Electrical Engineering - Series Circuits - Discussion

1. Since voltage is constant (120 v) and P = V^2/R which implies that power is inversely proportional to resistance. henceforth power will dissipate more when resistance is least i.e option A.

OR
2. P = I^2R. here power depends on the square of the current and current is inversely proportional to the current(ohm's law). I = more when resistance is less hence more current = more power PERIOD.

See.

When any resistor connected in series combination, then. Power is directly proportional to Current (I). So, A/q to find current _we have voltage and resistance.

Therefore, P=[I]2 (square)R. So, when we find the value of current, we will see that (a) option have a maximum value.
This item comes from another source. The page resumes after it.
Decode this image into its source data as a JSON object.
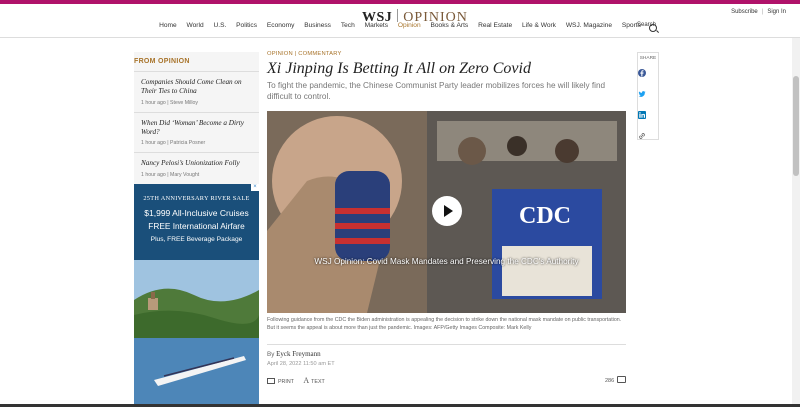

Keeping voltage constant power is inversely proportional to resistance, so resistance increases power decrease.

For an Electrical circuit.

P=I*I*Req,
Req= equivalent resistance of the circuit.
We can also write it as P=V*V/Req.

Now
case1- one 220ohm resistance Req=220ohm,
case2-Two 220ohm resistance.
Req=2*220ohm ,P2=P1/2,
Similarly P3=P1/3.
P4=P1/4.
Hence max power is dissipated in the case 1.

@ALL.

Power, P has two formulas:
#1>> P=V^2/R and
#2>>P=I^2*R

The first relation is valid when Voltage is constant for all resistors (i.e., for Parallel combination of Rs and V.

2nd Relation is for the series circuit when Current, I is constant for all resistors.

In this question, 2nd relation is being used,
Now, by increasing Resistance, P increases, Its true But.
Value of current decreases " Square times".Hence, the Overall value of Power dissipation decrease with increase in resistance for series circuits.

I hope this will help.

In series, current will remain the same hence;
P=i^2r.

Hence resistance directly proportional to power dissipation.

Then, How option A is correct?

P = V^2/R.

Choose the lowest total resistance to maximize the dissipation.

Nice @Lavanya.

P is inversely proportion to R.

Clear explanation, thank you @Satyaranjan Acharya.